Kindle Fire – Whatta Ripoff

Well, the Kindle Fire has been announced and will be released on Nov. 15th.  I have to say, I have not seen such an overhyped, unimpressive piece of hardware in years.

First, it is a 7″ Android tablet which has Android highly modified.  I don’t know what other modifications they have made but most “highly modified” UIs have been harder to use than the base UI.  However one modification I do know about is just silly.  They have disabled the Android Market in lieu of their own, proprietary, market.  So all the great software available for the Android?  Yeah, unless the publishers submit it to two marketplaces you don’t get to install it easily.

Second, everyone is oohing and aahing over the price, $199.  It’s as if noone has ever seen a $199 7″ Android tablet before.  As of this writing there are no less than 7 such units for sale on Newegg alone.  Granted, the specs for the Fire place it at the high end of the 7″ Android tablet market but given that it is competing against tablets released months to a year or so ago that isn’t surprising.

Of course being just another tablet means it gives up what make Kindles (and other similar products) such a great device as an eReader.  Namely the E Ink display and it’s long battery life.

Finally, it isn’t as if we haven’t had the ability to read books on our Android tablets before.  On of the first apps I installed on my Android phone was Kindle for Android.  It was the first app I installed on my ASUS Transformer.  Of course the second app was Nook for Android and Google Books came pre-installed.  Hmm, I think we now know why the Android Market is disabled, eh?

So, in the end what is the Kindle Fire?  It is a crippled 7″ Android tablet with a $199 pricetag.  For $199 one could get one of several non-crippled Android tablets and still get the major selling point of the Fire, Kindle for Android.  Aside from the Kindle name is there really anything going for this tablet?  No.


3 responses to “Kindle Fire – Whatta Ripoff

  1. I’ll admit it, I’ve already preordered the Kindle Fire. Is there anything going for this tablet? Absolutely. Contrary to all the other Android tablets on the market, I already have a dozen reasons to get the Fire before it’s even released — that being said, I’m already a heavy user of Amazon services. With my Prime membership and Amazon cloud subscription already, getting it is a complete no brainer.

    And you don’t think the price is reasonable? Current Nook color sells for $250. The Amazon Fire at $200 already has more services for it and can do more than it does. I’m very interested to see what B&N will fire back with in light of the Kindle announcement, as I disagree with a lot of people who say that Amazon is giving Apple a run for their money — on the contrary, the Fire is not competing with the iPad at all, I think instead it’s a clear attempt to crush B&N.
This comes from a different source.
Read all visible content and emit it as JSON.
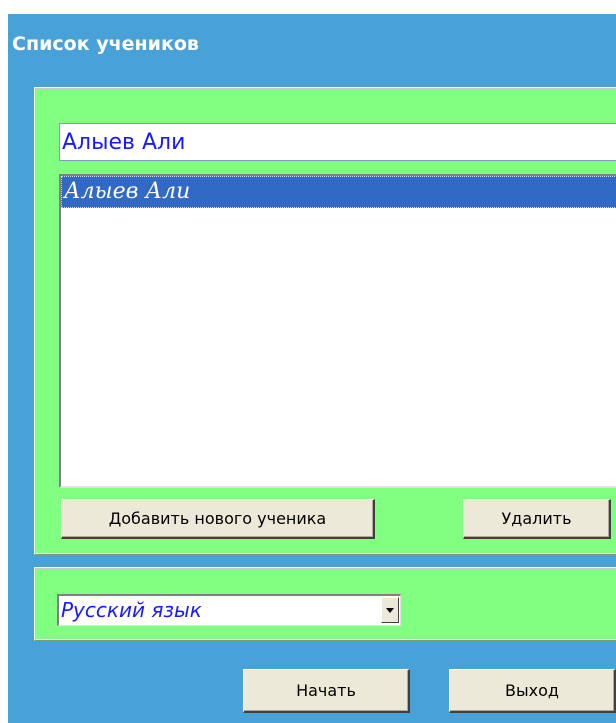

    Yes, it’s a souped up e-reader. I love my 3rd gen Kindle, but at night when in bed and in the dark, I’ve started reading on my iPad, and when I get the Kindle Fire, I’ll be using that instead. For daytime reading and days at the beach, I’ll still rely on good old e-ink, but the Fire is going to be my mostly use-at-home device, with its wifi only connection but most of my gigs and gigs of music/movies/shows/stuff already in the cloud and free instant streaming of their media for Prime members, it’s going to be amazing.

    Apps are almost just an aside for me. But right now, I’m not a heavy user of android apps, and when I do, I already only get them from the Amazon app store… usually the free app of the day.

    • But notice we’re talking about two different things. You’re hyped up about it because of the service. I am pointing out that the platform is not special. They could just as easily have that service run on any other Android tablet. Some better than the Fire, some worse, some more expensive, some less.

      I’m not a big fan of vendor lockin, especially at the hardware level. That is why I have chosen Android devices over iOS devices. For example, I have a Motorola Droid because of the hardware keyboard, an option that is utterly impossible under iOS because the only hardware is from Apple and Apple has deemed that hardware keyboards are not what consumers want. A similar situation exists with my tablet because of the external keyboard that was designed for it.

      Why would I, with a $400 Android tablet that is more capable than the Fire is, want to shell out another $200 for another Android tablet which is stripped down, just to gain access to Amazon’s services? Since I know they are both Android I should be able to get the service here. If I can then considering the software as a positive for the Fire is misleading. If I cannot then it is most definitely a negative.

      • As someone with an Android tablet already, yeah I can see why you wouldn’t go for the Fire and I probably wouldn’t either.

        That said, I don’t have an Android tablet, and only because I already have an iPad and I haven’t been too impressed with the latest Android tablet choices. But your’e right in that the Fire definitely isn’t going to be a “true” Android tablet for me, but more like an accessory to all the Amazon services I already have and maintain.